Bir müddet sonra Hoca ava gittiği elbise sırtında olduğu halde ıslanmamış vaziyette çıkageldi. Herkes şaşırmıştı. Timur:
— Hocaefendi biz ıslandığımız halde sen nasıl oldu da ıslanmaktan kurtuldun, diye sordu. Hoca Merhum:
— Sultanım sağalım, bana öyle yavuz bir at vermişsiniz ki, herkesten evvel eve yetiştim ıslanmaktan böylece kurtuldum, dedi. Timur buna inanmıştı. O ata iyi bakmalarını emretti ve bir hafta ata baktılar. Bir hafta sonra Timur tekrar ava çıkacağı zaman bu sefer o ata kendisi binmişti. 'ın hikmeti bu ya, avda gene yağmur başladı. Herkes atlarını dehleyip menzillerine ıslanmadan vardılar. Fakat bu sefer Timur'un atı yürümüyordu. Gece geç vakit sırılsıklam olarak saraya gelebilen Timur, Hocaya fena halde kızmıştı.
— Hoca bu yaptığın ayıp değil mi? Bak ne hale geldim, bir de bana atın hızlı gittiğinden bahsetmiştin, diye çıkışınca Hoca Merhum:
— Sultanım bana ne darılıyorsun. Senin hiç mi aklın izahın yok? Eğer sen de benim gibi elbiseni çıkarıp ıslanmaktan korusaydın, benim gibi sen de kup - kuru gelirdin, dedi.
 
SICAK ÇORBA
Hoca Merhumun hanımı muziplik olsun diye birgün çorbayı ocaktan indirir indirmez sofraya kor ve Hoca'ya buyur eder. Fakat unutarak evvela kaşığı kendisi daldırır. Çorbanın sıcaklığı ağzını fena halde yaktığı için hanımın gözlerinden yaşlar akmaya başlar. Hoca:
— Hanım neden ağladın? Diye sorunca da:
— Efendi, annem rahmetli bu çorbayı çok severdi. O aklıma geldi de ondan ağlıyorum, der. Biraz sonra Hoca Merhum sıcak çorbayı miğdeye indirir. Onun da gözlerinden yaşlar gelmeye başlamıştır. Bu sefer Hatun; Hocaya niçin ağladığını sorar. O:
— Hanım ben de o uğursuz anan ölüp de, senin sağ kaldığına ağlıyorum, der.
 
Söyle BAri
Hoca ormana gitmiş.Oturmuş bir dalın üstüne, başlamış kesmeye.Aşağıdan geçen bir yolcu Hoca'ya seslenmiş:- Be adam! İnsan oturduğu dalı keser mi ? Şimdi düşeceksin.Hoca adama aldırmamış; işine devam etmiş.Az sonra dal kırılmış.Hoca, cumburlop düşmüş.Düştüğü yerden perişan seslenmiş:
-Düşeceğimi bildin ne zaman öleceğimi de söyle bari.
 
Tutar mı?
Hocanin cani bir gün sarma çeker.Ama elinde yogurt bakraçlari anasi da aglamis ne yapim ne yapim derken aklina göl gelmis.Gelmis gölün kenarina,atmis bakraçlari kenara çikarmis sarmis sigarasini hafif hafif demleniyor.Sonra birden bekçinin düdügünü duymus.
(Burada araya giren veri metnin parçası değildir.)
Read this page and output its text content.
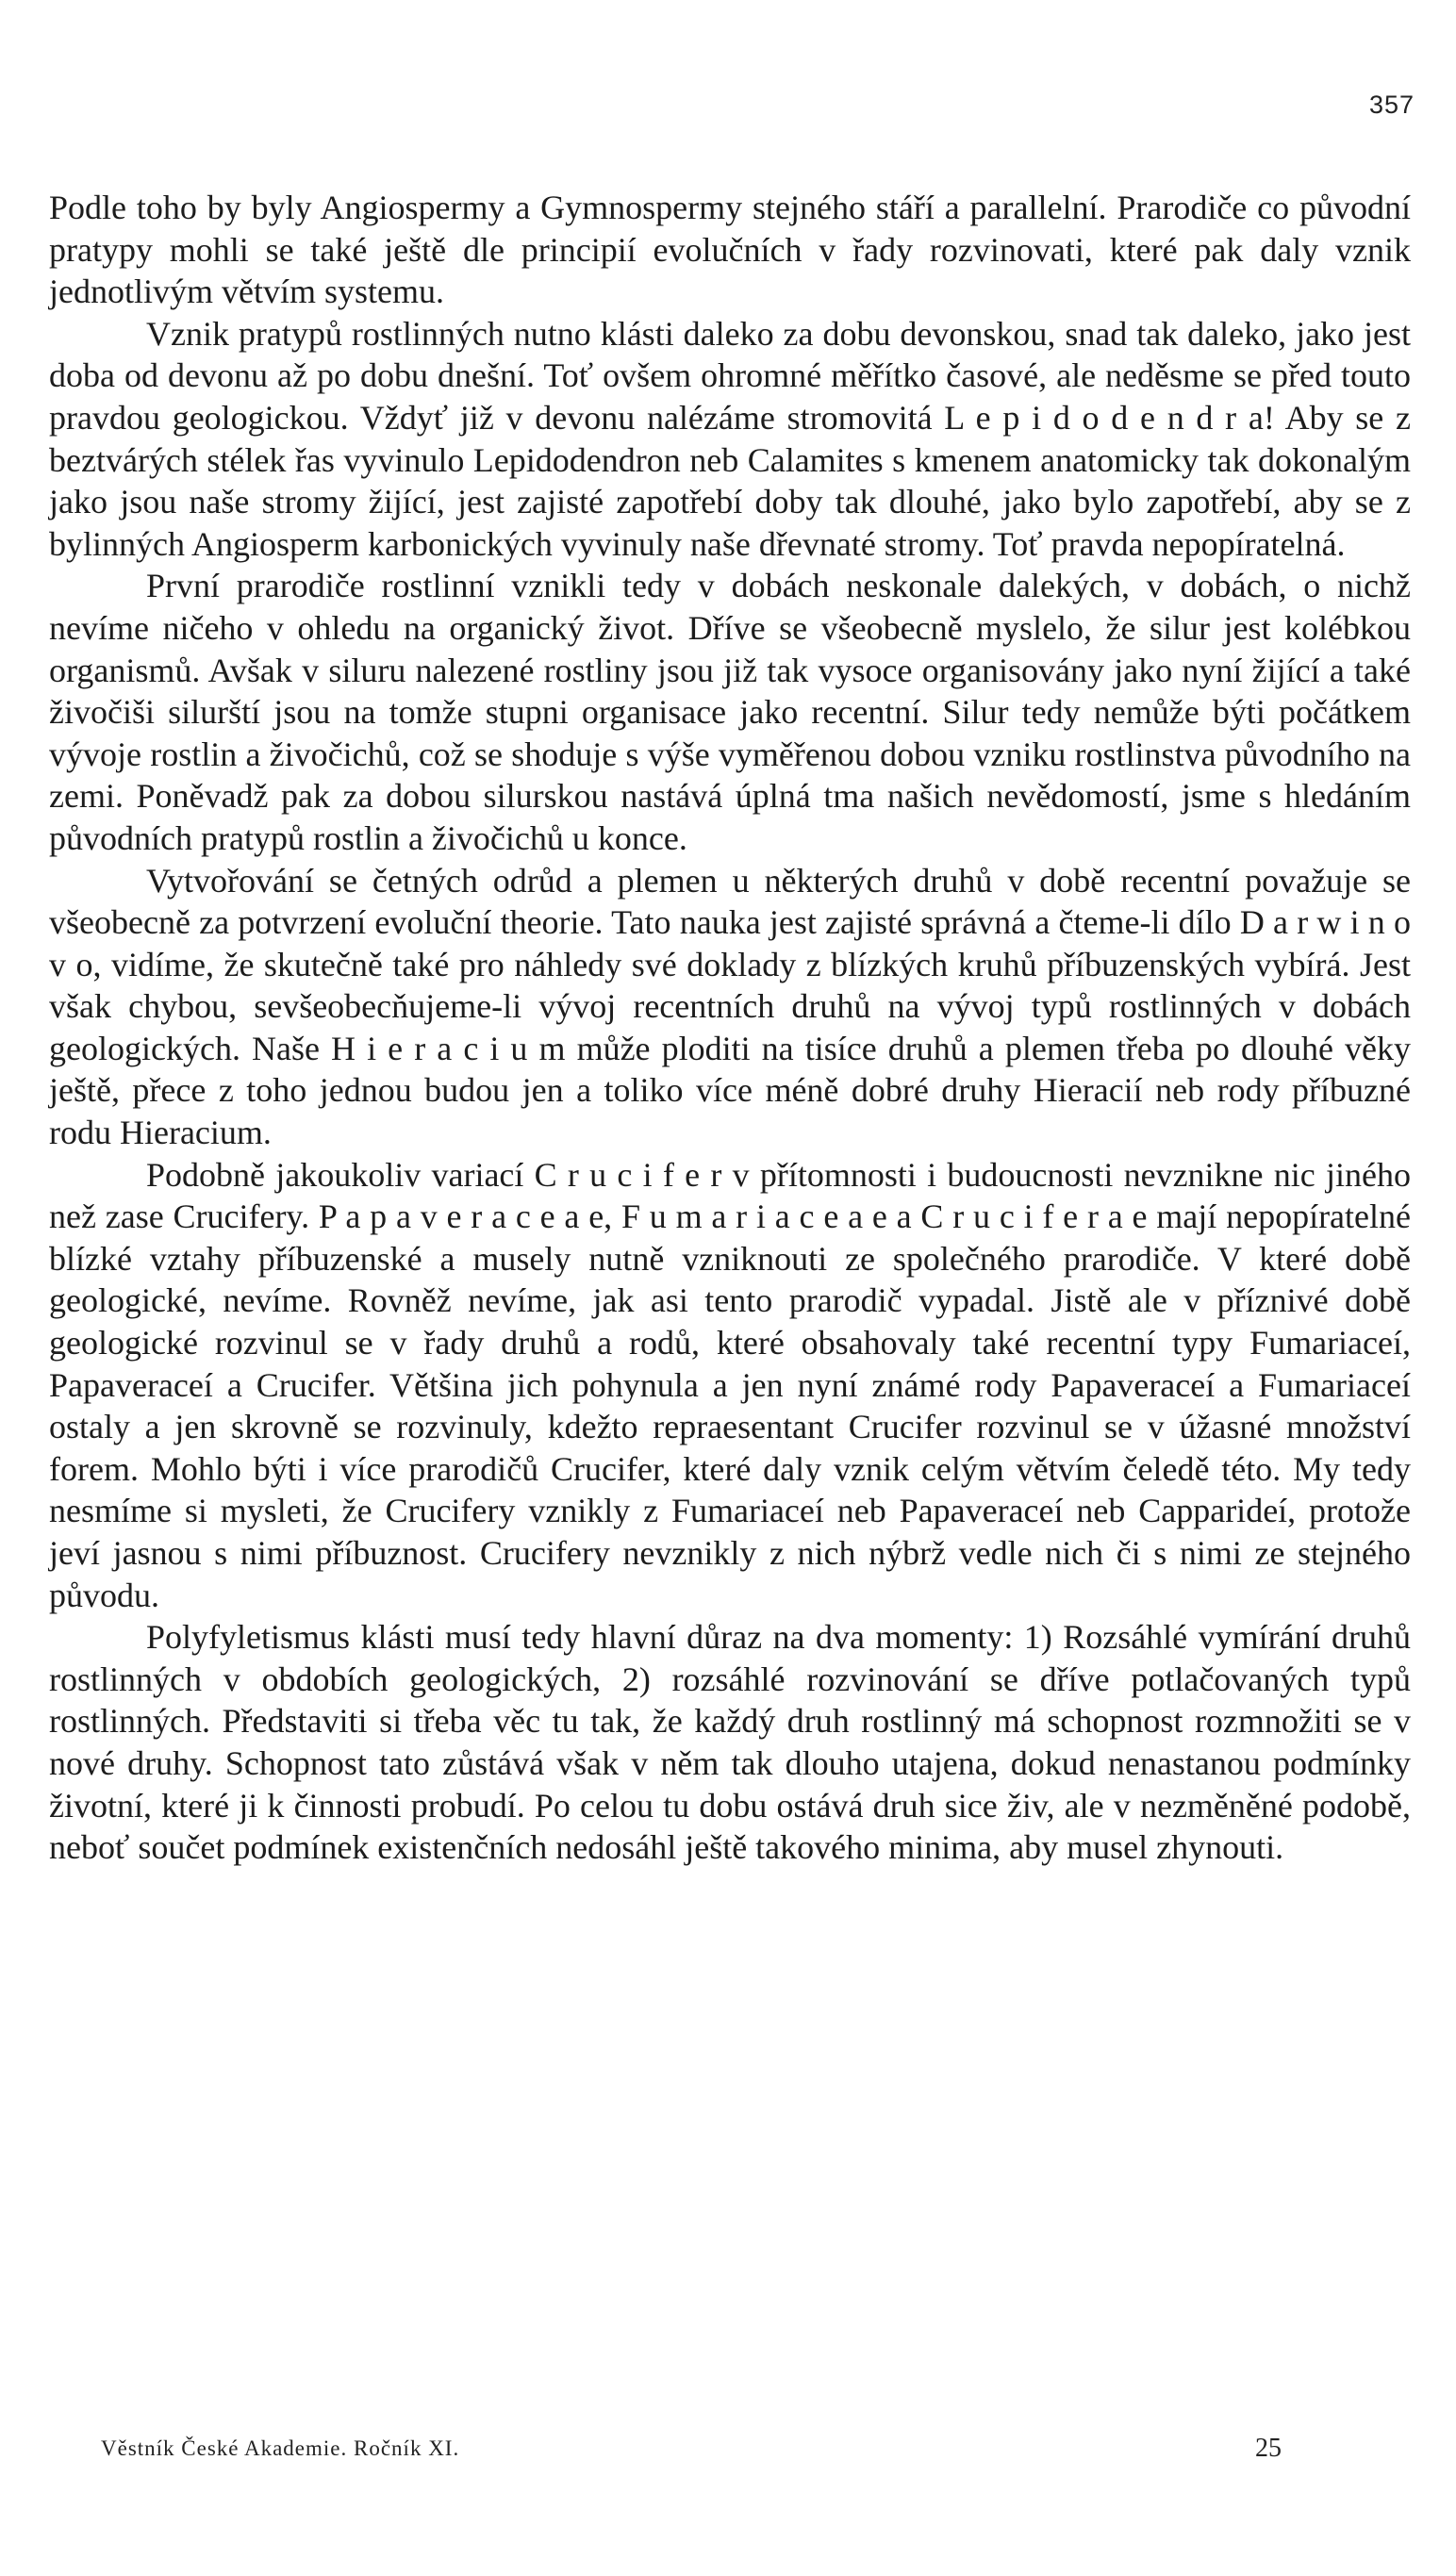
357

Podle toho by byly Angiospermy a Gymnospermy stejného stáří a parallelní. Prarodiče co původní pratypy mohli se také ještě dle principií evolučních v řady rozvinovati, které pak daly vznik jednotlivým větvím systemu.

Vznik pratypů rostlinných nutno klásti daleko za dobu devonskou, snad tak daleko, jako jest doba od devonu až po dobu dnešní. Toť ovšem ohromné měřítko časové, ale neděsme se před touto pravdou geologickou. Vždyť již v devonu nalézáme stromovitá L e p i d o d e n d r a! Aby se z beztvárých stélek řas vyvinulo Lepidodendron neb Calamites s kmenem anatomicky tak dokonalým jako jsou naše stromy žijící, jest zajisté zapotřebí doby tak dlouhé, jako bylo zapotřebí, aby se z bylinných Angiosperm karbonických vyvinuly naše dřevnaté stromy. Toť pravda nepopíratelná.

První prarodiče rostlinní vznikli tedy v dobách neskonale dalekých, v dobách, o nichž nevíme ničeho v ohledu na organický život. Dříve se všeobecně myslelo, že silur jest kolébkou organismů. Avšak v siluru nalezené rostliny jsou již tak vysoce organisovány jako nyní žijící a také živočiši silurští jsou na tomže stupni organisace jako recentní. Silur tedy nemůže býti počátkem vývoje rostlin a živočichů, což se shoduje s výše vyměřenou dobou vzniku rostlinstva původního na zemi. Poněvadž pak za dobou silurskou nastává úplná tma našich nevědomostí, jsme s hledáním původních pratypů rostlin a živočichů u konce.

Vytvořování se četných odrůd a plemen u některých druhů v době recentní považuje se všeobecně za potvrzení evoluční theorie. Tato nauka jest zajisté správná a čteme-li dílo D a r w i n o v o, vidíme, že skutečně také pro náhledy své doklady z blízkých kruhů příbuzenských vybírá. Jest však chybou, sevšeobecňujeme-li vývoj recentních druhů na vývoj typů rostlinných v dobách geologických. Naše H i e r a c i u m může ploditi na tisíce druhů a plemen třeba po dlouhé věky ještě, přece z toho jednou budou jen a toliko více méně dobré druhy Hieracií neb rody příbuzné rodu Hieracium.

Podobně jakoukoliv variací C r u c i f e r v přítomnosti i budoucnosti nevznikne nic jiného než zase Crucifery. P a p a v e r a c e a e, F u m a r i a c e a e a C r u c i f e r a e mají nepopíratelné blízké vztahy příbuzenské a musely nutně vzniknouti ze společného prarodiče. V které době geologické, nevíme. Rovněž nevíme, jak asi tento prarodič vypadal. Jistě ale v příznivé době geologické rozvinul se v řady druhů a rodů, které obsahovaly také recentní typy Fumariaceí, Papaveraceí a Crucifer. Většina jich pohynula a jen nyní známé rody Papaveraceí a Fumariaceí ostaly a jen skrovně se rozvinuly, kdežto repraesentant Crucifer rozvinul se v úžasné množství forem. Mohlo býti i více prarodičů Crucifer, které daly vznik celým větvím čeledě této. My tedy nesmíme si mysleti, že Crucifery vznikly z Fumariaceí neb Papaveraceí neb Capparideí, protože jeví jasnou s nimi příbuznost. Crucifery nevznikly z nich nýbrž vedle nich či s nimi ze stejného původu.

Polyfyletismus klásti musí tedy hlavní důraz na dva momenty: 1) Rozsáhlé vymírání druhů rostlinných v obdobích geologických, 2) rozsáhlé rozvinování se dříve potlačovaných typů rostlinných. Představiti si třeba věc tu tak, že každý druh rostlinný má schopnost rozmnožiti se v nové druhy. Schopnost tato zůstává však v něm tak dlouho utajena, dokud nenastanou podmínky životní, které ji k činnosti probudí. Po celou tu dobu ostává druh sice živ, ale v nezměněné podobě, neboť součet podmínek existenčních nedosáhl ještě takového minima, aby musel zhynouti.

Věstník České Akademie. Ročník XI.	25
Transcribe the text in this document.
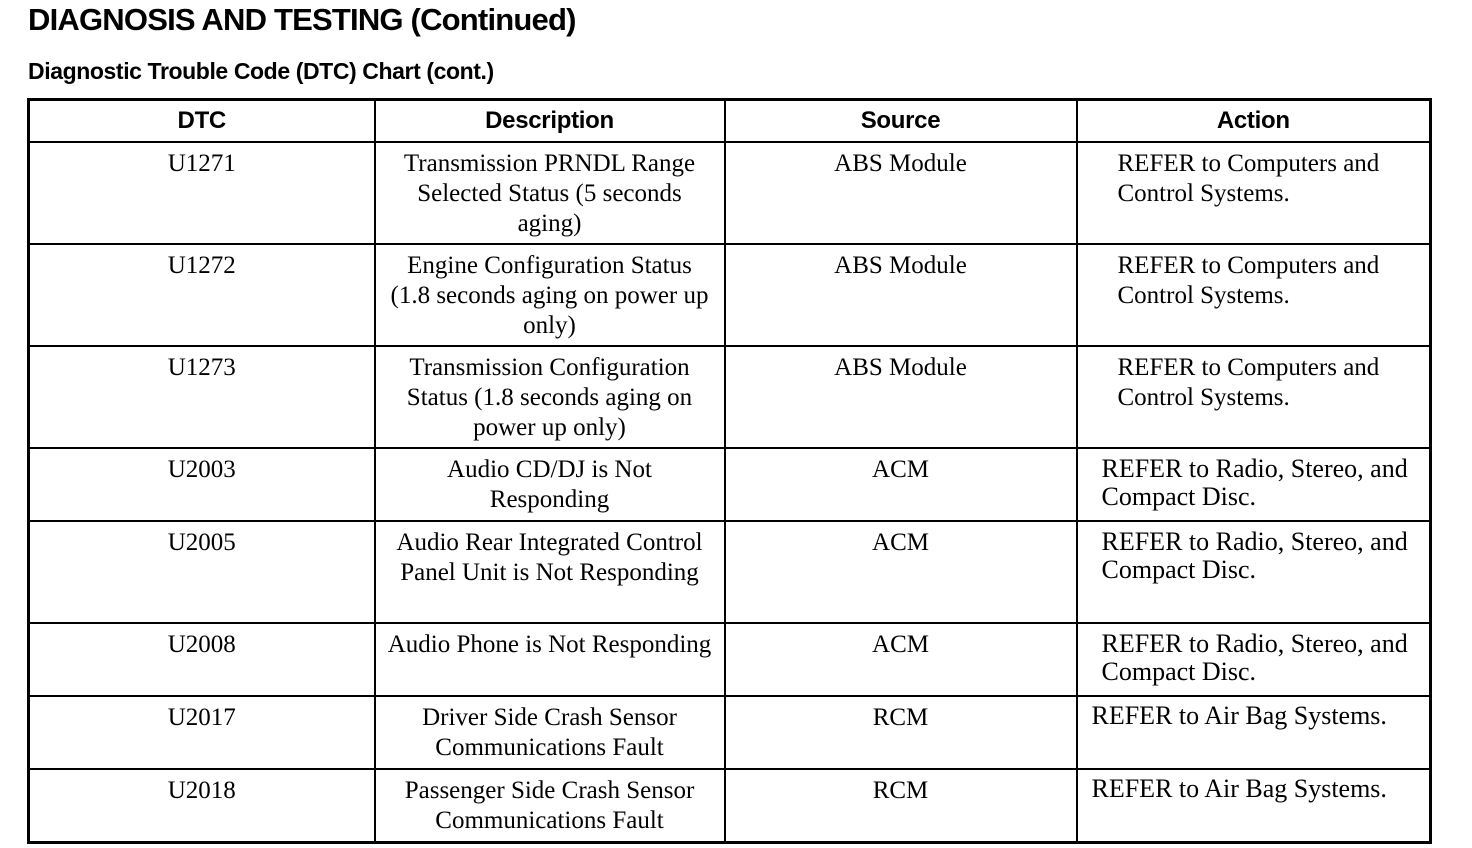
DIAGNOSIS AND TESTING (Continued)
Diagnostic Trouble Code (DTC) Chart (cont.)
DTC	Description	Source	Action

U1271	Transmission PRNDL Range Selected Status (5 seconds aging)	ABS Module	REFER to Computers and Control Systems.

U1272	Engine Configuration Status (1.8 seconds aging on power up only)	ABS Module	REFER to Computers and Control Systems.

U1273	Transmission Configuration Status (1.8 seconds aging on power up only)	ABS Module	REFER to Computers and Control Systems.

U2003	Audio CD/DJ is Not Responding	ACM	REFER to Radio, Stereo, and Compact Disc.

U2005	Audio Rear Integrated Control Panel Unit is Not Responding	ACM	REFER to Radio, Stereo, and Compact Disc.

U2008	Audio Phone is Not Responding	ACM	REFER to Radio, Stereo, and Compact Disc.

U2017	Driver Side Crash Sensor Communications Fault	RCM	REFER to Air Bag Systems.

U2018	Passenger Side Crash Sensor Communications Fault	RCM	REFER to Air Bag Systems.
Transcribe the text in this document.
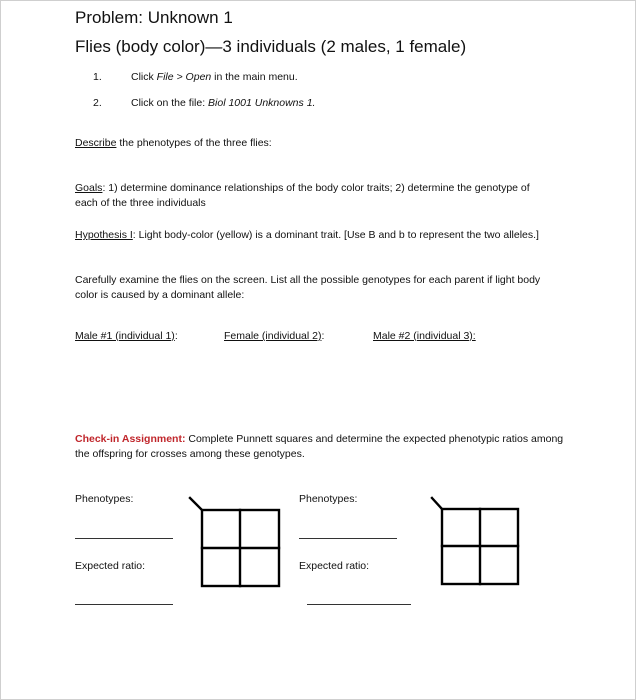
Problem: Unknown 1
Flies (body color)—3 individuals (2 males, 1 female)
1.	Click File > Open in the main menu.
2.	Click on the file: Biol 1001 Unknowns 1.
Describe the phenotypes of the three flies:
Goals: 1) determine dominance relationships of the body color traits; 2) determine the genotype of each of the three individuals
Hypothesis I: Light body-color (yellow) is a dominant trait. [Use B and b to represent the two alleles.]
Carefully examine the flies on the screen. List all the possible genotypes for each parent if light body color is caused by a dominant allele:
Male #1 (individual 1):	Female (individual 2):	Male #2 (individual 3):
Check-in Assignment: Complete Punnett squares and determine the expected phenotypic ratios among the offspring for crosses among these genotypes.
Phenotypes:
Expected ratio:
Phenotypes:
Expected ratio:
Eyvah simdi yandik derken aniden atmis sarmayi bakracin içine sonrada bakraci tutmus göle dökmeye baslamis.O esnada bekçide yaninda bitivermis.Bakmis bakmis anlamamis sonra hocaya sormus ne yapiyorsun diye.Hocada görmüyor musun yogurt mayaliyorum demis. bekçi kahakahalar içinde ilahi hoca koca göl hiç maya tutar mi demis.Hocada ya tutarsa diye cevap vermis.Sonra bekçi ilahi hoca diyip güle güle yoluna devam etmis.Hoca hem keyfine hem yogurda yanarken bekçinin arkasindan bakip simdi bu salak herkese anlatir demis.
 
Sıkarken
Nasrettin hoca bir gün yolun kenarında kedisini yıkıyomuş.Yoldan geçen arkadaşı hocaya:
-Hocam kediyi yıkama ölür.
demiş.Hoca aldırış etmemiş ve yıkamış.Arkadaşı dönüşte hocayı tekrar yolun kenarında görmüş.Kedi ölmüştü. adam:
-Hocam ben size kediyi yıkamayın ölür demedimmi? demiş.Hoca:
-Ben kediyi yıkarken ölmediki sıkarken öldü demiş.